Comme prévu, le lancement de l’opération Serval au Mali, officiellement à la demande des autorités de Bamako (encore faut-il savoir lesquelles? puisque il en existe plusieurs en rivalité) ne se heurte pas à de grandes difficultés. Même si paradoxalement au premier jour des opérations militaires, et contre toute attente, l’armée française a enregistré des pertes alors qu’elle n’en a essuyé aucune ou presque en Libye. Au même moment, un commando français lourdement soutenu par la marine échouait à libérer un agent de la DGSE retenu depuis 2009 en Somalie. Cela a contraint la présidence française à recadrer à la baisse le niveau d’importance de cette Opex (opération extérieure) et à exclure tout lien entre celle-ci et le raid somalien.
La question d’une intervention militaire ne s’est jamais posée: la faiblesse de l’adversaire, l’absence d’un gouvernement central, l’anarchie sociale et la nature du terrain sont autant d’éléments incitant à intervenir militairement. C’est les règles du jeu.
Cependant, le problème de cette intervention, baptisé au nom d’un petit félin africain ayant la particularité d’uriner trente fois par heure pour marquer son territoire, est l’absence d’objectifs précis dont l’accomplissement pourrait servir de critère à la réussite des opérations. Guerroyer contre des groupes armés ayant une très faible coordination et ne pouvant tenir sur une ligne de front est assez aisé. Mais qui est l’ennemi: le groupe Ançar Eddine, composé essentiellement de touaregs Ifoghas? l’Aqmi (Al-Qaïda au Maghreb Islamique) qui regroupe des transfuges et des volontaires issus de plusieurs pays ou encore le MUJAO (Mouvement pour l’Unicité du Jihad en Afrique Occidentale) dont on ne connaît presque rien? Rien n’est moins sûr tant que les raids aériens ciblent un groupe particulier en épargnant d’autres.

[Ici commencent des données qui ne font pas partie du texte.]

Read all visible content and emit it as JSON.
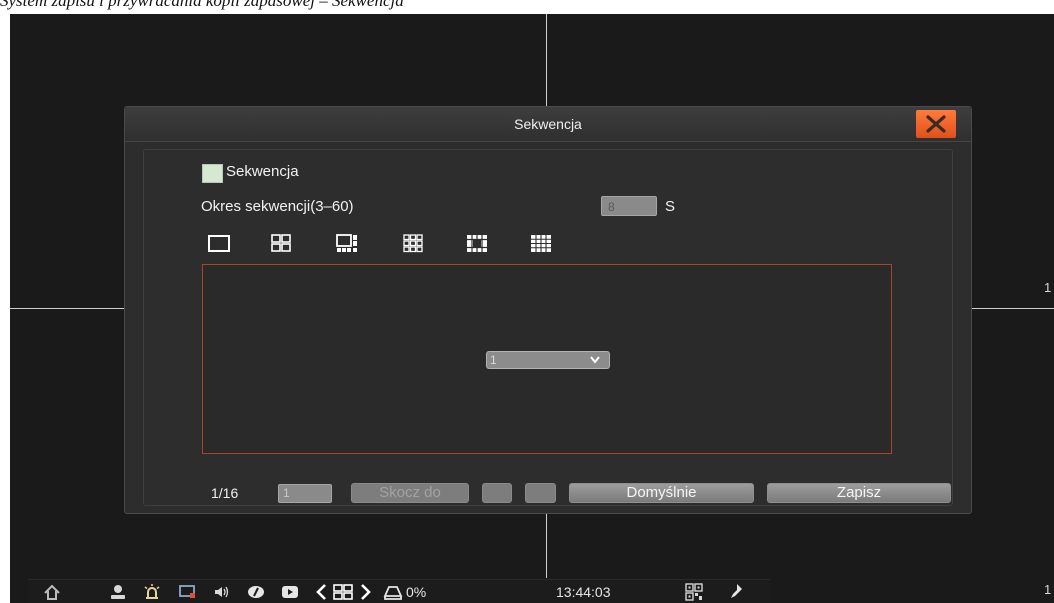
{
  "page_header": {
    "caption": "System zapisu i przywracania kopii zapasowej – Sekwencja"
  },
  "edge_labels": {
    "right_mid": "1",
    "right_bottom": "1"
  },
  "dialog": {
    "title": "Sekwencja",
    "enable_checkbox": {
      "label": "Sekwencja",
      "checked": false,
      "fill_color": "#d6e8cf"
    },
    "period": {
      "label": "Okres sekwencji(3–60)",
      "value": "8",
      "unit": "S"
    },
    "layouts": [
      "single-view-icon",
      "quad-view-icon",
      "six-view-icon",
      "nine-view-icon",
      "eight-view-icon",
      "sixteen-view-icon"
    ],
    "channel_select": {
      "value": "1"
    },
    "accent_color": "#a6452a",
    "close_color": "#f06028"
  },
  "bottom": {
    "page": "1/16",
    "jump_value": "1",
    "jump_label": "Skocz do",
    "default_label": "Domyślnie",
    "save_label": "Zapisz"
  },
  "taskbar": {
    "icons": [
      "home-icon",
      "user-icon",
      "alarm-icon",
      "monitor-icon",
      "volume-icon",
      "ptz-icon",
      "record-icon",
      "prev-icon",
      "layout-icon",
      "next-icon",
      "hdd-icon"
    ],
    "hdd_usage": "0%",
    "time": "13:44:03",
    "extra_icons": [
      "qr-code-icon",
      "pin-icon"
    ]
  }
}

Indubitablement, cette crise malienne est marqué par le sceau du malentendu depuis le début. Pour le capitaine Sanogo, le fondé de pouvoir à Kati et qui détient le pouvoir réel à Bamako, cette opération servira à combattre les indépendantistes Azawad. Les français auront beau pourchasser des terroristes islamistes comme ils l’entendent si cela sert leurs intérêts stratégiques et énergétiques , Sanogo n’en est pas moins focalisé sur une guerre et pourquoi pas un nettoyage ethnique dans le plus pur style africain.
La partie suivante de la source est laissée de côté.